Yorkshire Provender Chicken and Veg Soup Asda Chicken and Veg Soup
6% chicken 3% chicken
Stock 24% chicken Stock 3% chicken
Approx. 44% veg (incl. potato) Approx. 34% veg
Wider range of veg Fewer veg types
156kcal per serve 136kcal per serve
Higher in fat and saturates (but still low in both) Lower in fat and saturates
£2.50 £1.38



I looked at the luxury brand Dorset Cereals and compared their Simply Delicious Muesli (850g for £3.49) with Asda Smartprice muesli (1kg for £1.18).  Overall, arguably the cheaper muesli is healthier as it provides less sugar and more fibre, plus less salt than the premium version.  Obviously the cost has been removed by reducing the amount of fruit and nuts and also by having much less variety of ingredients.  The packaging will also cost less in the value muesli as it’s just a simple plastic packet, rather than the premium card and cellophane packaging of the Dorset Cereals muesli.  There will be fewer vitamins and minerals coming from the fruit and nuts in the value muesli but overall, while it might be less tasty, the budget version is healthier.
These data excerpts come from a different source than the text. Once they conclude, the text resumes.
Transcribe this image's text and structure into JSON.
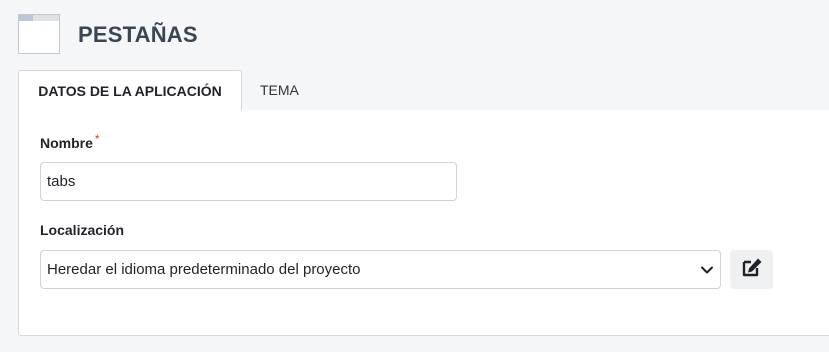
{
  "header": {
    "title": "PESTAÑAS",
    "icon": "window-icon"
  },
  "tabs": [
    {
      "label": "DATOS DE LA APLICACIÓN",
      "active": true
    },
    {
      "label": "TEMA",
      "active": false
    }
  ],
  "form": {
    "name_label": "Nombre",
    "required_marker": "*",
    "name_value": "tabs",
    "locale_label": "Localización",
    "locale_selected": "Heredar el idioma predeterminado del proyecto",
    "edit_icon": "edit-icon"
  },
  "colors": {
    "title": "#3a4654",
    "required": "#d9382c",
    "border": "#d4d7db",
    "button_bg": "#eef0f2"
  }
}
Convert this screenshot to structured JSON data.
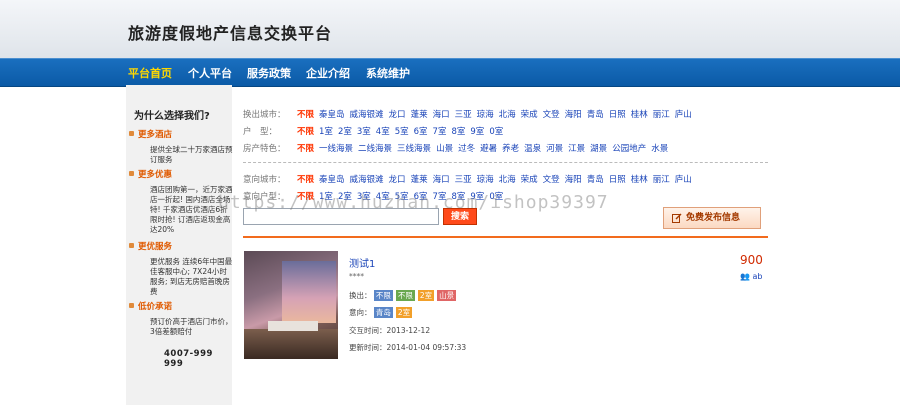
{
  "header": {
    "title": "旅游度假地产信息交换平台"
  },
  "nav": {
    "items": [
      "平台首页",
      "个人平台",
      "服务政策",
      "企业介绍",
      "系统维护"
    ]
  },
  "sidebar": {
    "title": "为什么选择我们?",
    "sections": [
      {
        "heading": "更多酒店",
        "text": "提供全球二十万家酒店预订服务"
      },
      {
        "heading": "更多优惠",
        "text": "酒店团购第一，近万家酒店一折起! 国内酒店全场特! 千家酒店优酒店6折限时抢! 订酒店返现金高达20%"
      },
      {
        "heading": "更优服务",
        "text": "更优服务 连续6年中国最佳客服中心; 7X24小时服务; 到店无房赔首晚房费"
      },
      {
        "heading": "低价承诺",
        "text": "预订价高于酒店门市价，3倍差额赔付"
      }
    ],
    "phone": "4007-999 999"
  },
  "filters": {
    "row1": {
      "label": "换出城市：",
      "options": [
        "不限",
        "秦皇岛",
        "威海银滩",
        "龙口",
        "蓬莱",
        "海口",
        "三亚",
        "琼海",
        "北海",
        "荣成",
        "文登",
        "海阳",
        "青岛",
        "日照",
        "桂林",
        "丽江",
        "庐山"
      ]
    },
    "row2": {
      "label": "户　型：",
      "options": [
        "不限",
        "1室",
        "2室",
        "3室",
        "4室",
        "5室",
        "6室",
        "7室",
        "8室",
        "9室",
        "0室"
      ]
    },
    "row3": {
      "label": "房产特色：",
      "options": [
        "不限",
        "一线海景",
        "二线海景",
        "三线海景",
        "山景",
        "过冬",
        "避暑",
        "养老",
        "温泉",
        "河景",
        "江景",
        "湖景",
        "公园地产",
        "水景"
      ]
    },
    "row4": {
      "label": "意向城市：",
      "options": [
        "不限",
        "秦皇岛",
        "威海银滩",
        "龙口",
        "蓬莱",
        "海口",
        "三亚",
        "琼海",
        "北海",
        "荣成",
        "文登",
        "海阳",
        "青岛",
        "日照",
        "桂林",
        "丽江",
        "庐山"
      ]
    },
    "row5": {
      "label": "意向户型：",
      "options": [
        "不限",
        "1室",
        "2室",
        "3室",
        "4室",
        "5室",
        "6室",
        "7室",
        "8室",
        "9室",
        "0室"
      ]
    }
  },
  "search": {
    "button": "搜索",
    "value": ""
  },
  "publish": {
    "label": "免费发布信息"
  },
  "listing": {
    "title": "测试1",
    "price": "900",
    "stars": "****",
    "people": "ab",
    "out_label": "换出：",
    "out_tags": [
      "不限",
      "不限",
      "2室",
      "山景"
    ],
    "want_label": "意向：",
    "want_tags": [
      "青岛",
      "2室"
    ],
    "exchange_label": "交互时间：",
    "exchange_time": "2013-12-12",
    "update_label": "更新时间：",
    "update_time": "2014-01-04 09:57:33"
  },
  "watermark": "https://www.huzhan.com/ishop39397",
  "colors": {
    "nav": "#0b5aa6",
    "accent": "#ff3300",
    "link": "#1a44b8",
    "orange": "#f26b1d"
  }
}
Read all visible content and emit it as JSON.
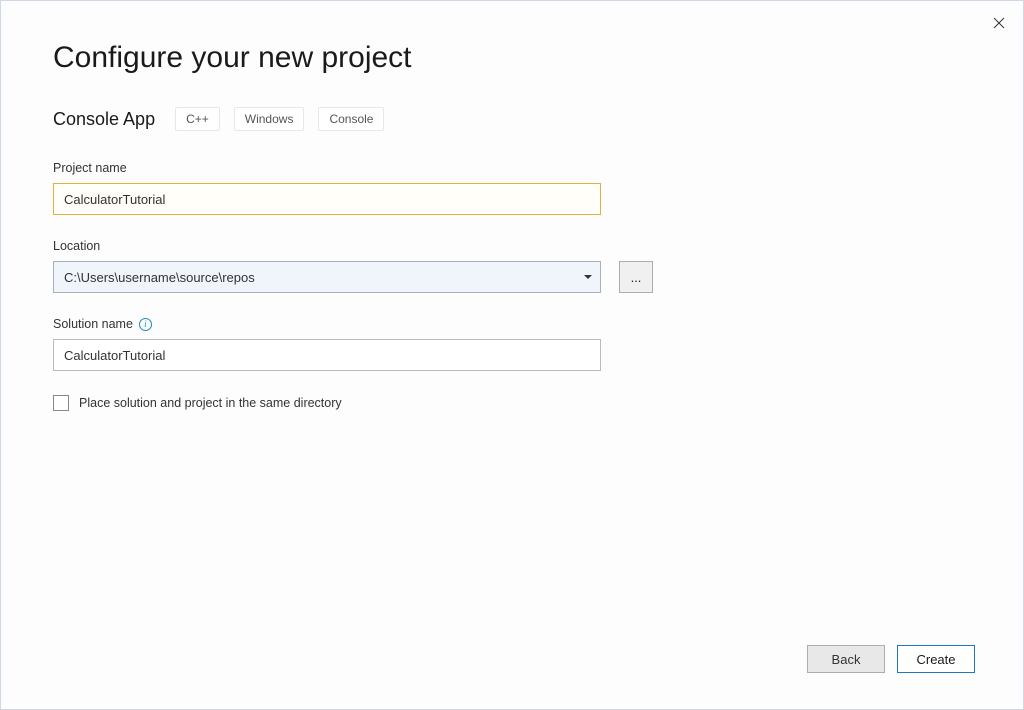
{
  "close_label": "✕",
  "page_title": "Configure your new project",
  "template": {
    "name": "Console App",
    "tags": [
      "C++",
      "Windows",
      "Console"
    ]
  },
  "fields": {
    "project_name": {
      "label": "Project name",
      "value": "CalculatorTutorial"
    },
    "location": {
      "label": "Location",
      "value": "C:\\Users\\username\\source\\repos",
      "browse_label": "..."
    },
    "solution_name": {
      "label": "Solution name",
      "value": "CalculatorTutorial"
    }
  },
  "checkbox": {
    "label": "Place solution and project in the same directory",
    "checked": false
  },
  "buttons": {
    "back": "Back",
    "create": "Create"
  }
}
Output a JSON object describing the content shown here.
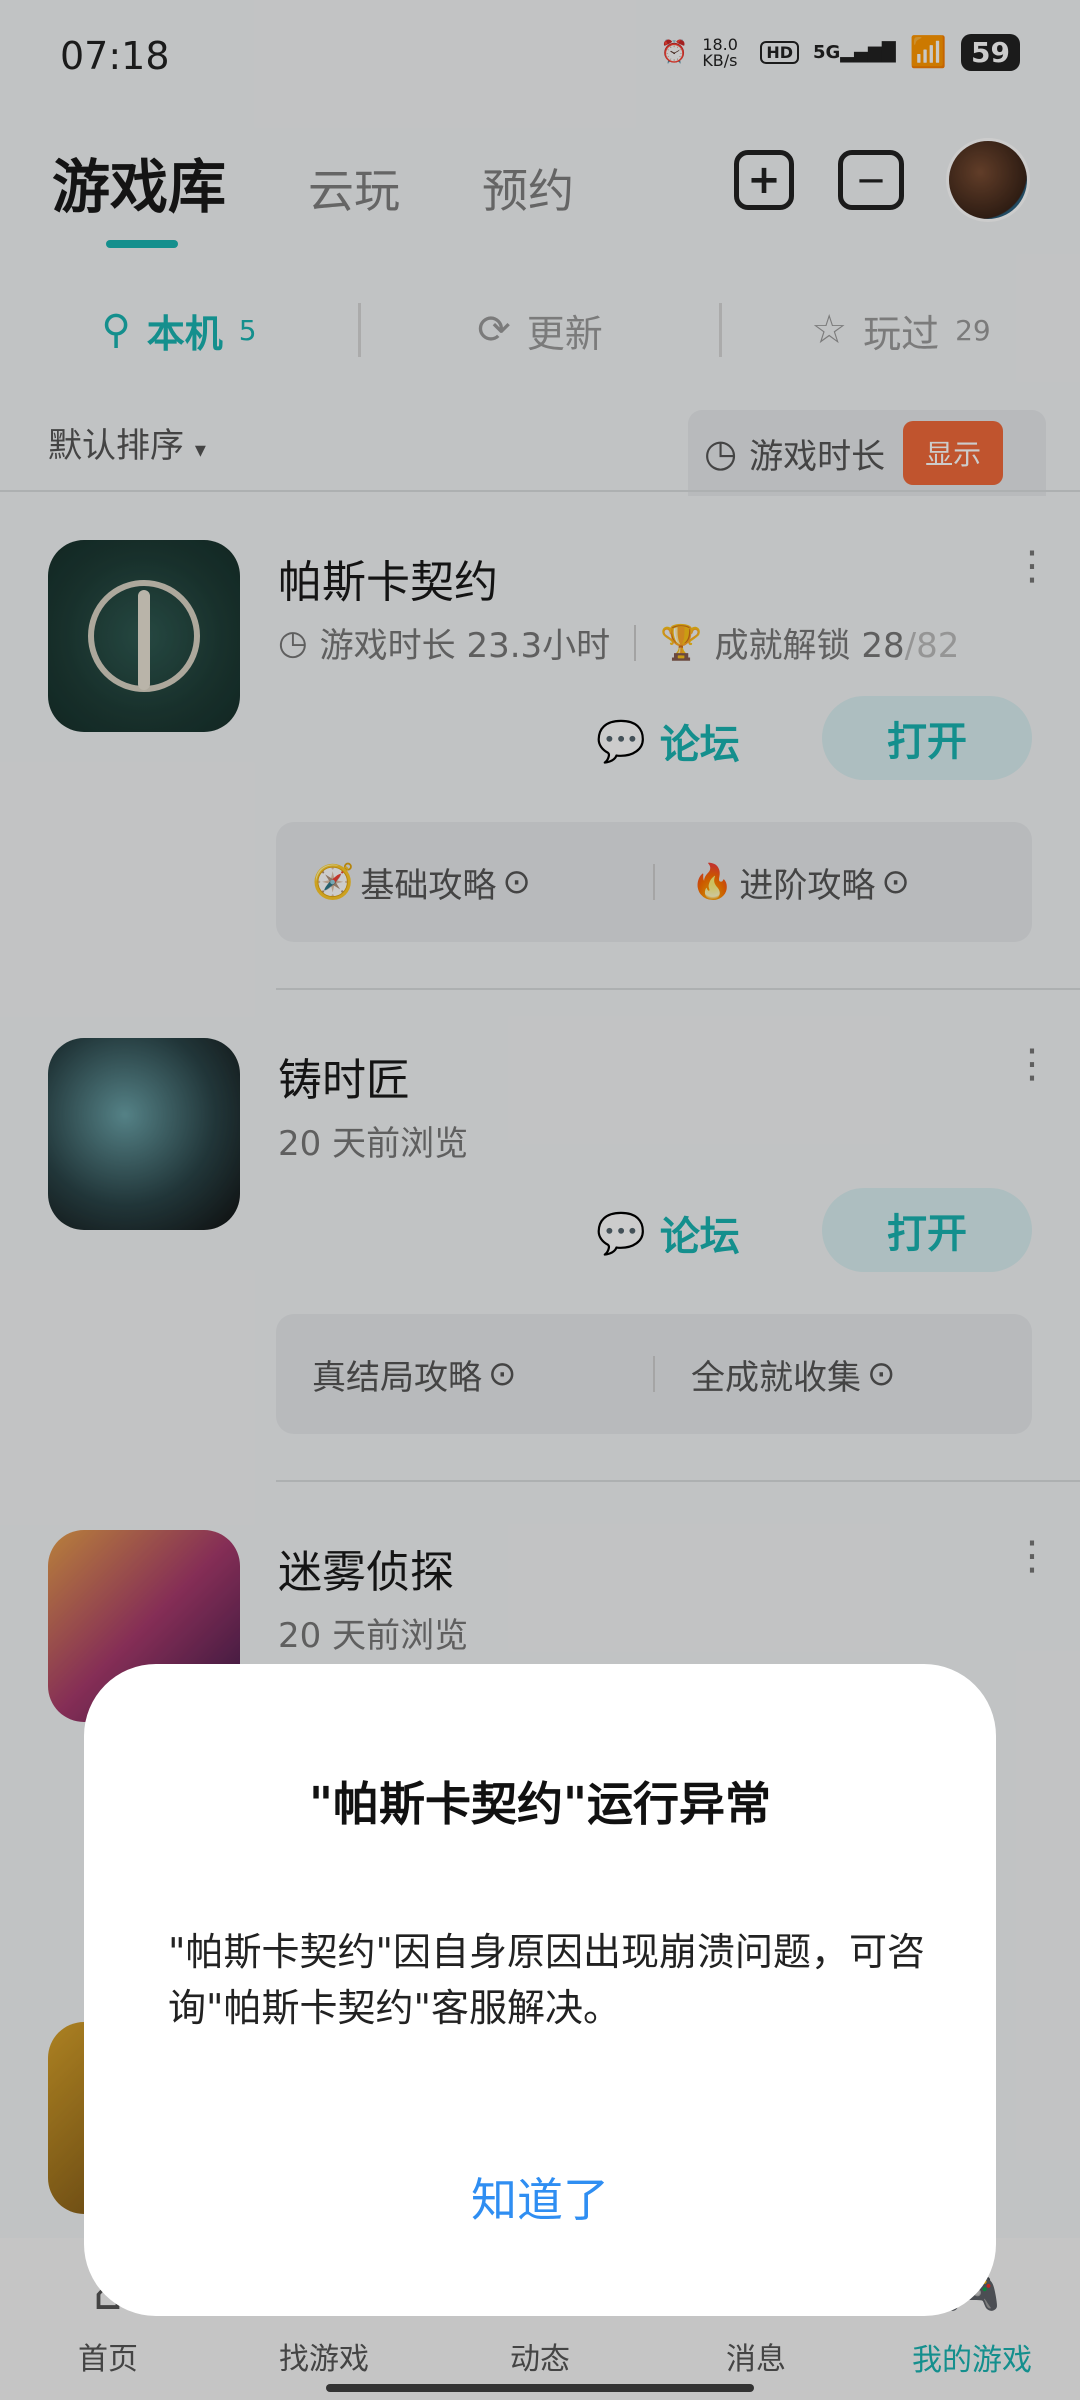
{
  "status_bar": {
    "time": "07:18",
    "net_speed": "18.0 KB/s",
    "hd": "HD",
    "signal": "5G",
    "battery": "59"
  },
  "header": {
    "tabs": [
      "游戏库",
      "云玩",
      "预约"
    ],
    "add_icon": "plus-square-icon",
    "toolbox_icon": "briefcase-icon"
  },
  "subtabs": [
    {
      "label": "本机",
      "count": "5",
      "icon": "pin-icon"
    },
    {
      "label": "更新",
      "count": "",
      "icon": "refresh-icon"
    },
    {
      "label": "玩过",
      "count": "29",
      "icon": "star-icon"
    }
  ],
  "sort": {
    "label": "默认排序"
  },
  "duration_toggle": {
    "label": "游戏时长",
    "button": "显示"
  },
  "games": [
    {
      "title": "帕斯卡契约",
      "meta1": "游戏时长 23.3小时",
      "meta2_prefix": "成就解锁 ",
      "meta2_done": "28",
      "meta2_total": "/82",
      "forum": "论坛",
      "open": "打开",
      "guides": [
        {
          "icon": "🧭",
          "label": "基础攻略"
        },
        {
          "icon": "🔥",
          "label": "进阶攻略"
        }
      ]
    },
    {
      "title": "铸时匠",
      "meta1": "20 天前浏览",
      "forum": "论坛",
      "open": "打开",
      "guides": [
        {
          "icon": "",
          "label": "真结局攻略"
        },
        {
          "icon": "",
          "label": "全成就收集"
        }
      ]
    },
    {
      "title": "迷雾侦探",
      "meta1": "20 天前浏览"
    }
  ],
  "bottom_nav": [
    {
      "label": "首页",
      "icon": "home-icon"
    },
    {
      "label": "找游戏",
      "icon": "search-game-icon"
    },
    {
      "label": "动态",
      "icon": "feed-icon"
    },
    {
      "label": "消息",
      "icon": "message-icon"
    },
    {
      "label": "我的游戏",
      "icon": "gamepad-icon"
    }
  ],
  "dialog": {
    "title": "\"帕斯卡契约\"运行异常",
    "body": "\"帕斯卡契约\"因自身原因出现崩溃问题，可咨询\"帕斯卡契约\"客服解决。",
    "button": "知道了"
  },
  "colors": {
    "accent": "#19b3b1",
    "orange": "#f06a3a",
    "dialog_button": "#2f8ef2"
  }
}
Dorset Cereals Muesli Asda Smartprice Muesli
24% fruit 9% fruit
7% nuts/seeds 1% nuts
17g sugar per 100g 7g sugar per 100g
More fruit, nut variety Less variety
21p per serve 6p per serve


What does this mean for shoppers?

To summarise, the biggest difference between the brands and the value products could be taste, so if you’re opting for the budget foods, you may need to get creative with your seasoning – a little parmesan or strong cheddar, grated onto a potato topped pie or pasta dish goes a long way and a few extra bits of veg or pulses with a meal or soup, or fruit on cereal can boost the taste and get you closer to your 5 a day.  And in time, your taste buds adjust to a less sweet or salty taste.


So what do we conclude?  You can certainly get a healthy option when you buy the value brands.  It’s not always the case but in the examples I found, generally, the cheaper products were healthier when it comes to salt, fat and sugar.  You may be compromising on protein and some vitamins and minerals but when money is tight, it’s reassuring to know that your store cupboard favourites aren’t short changing you on health.




All product information taken from retailer websites in March 2017.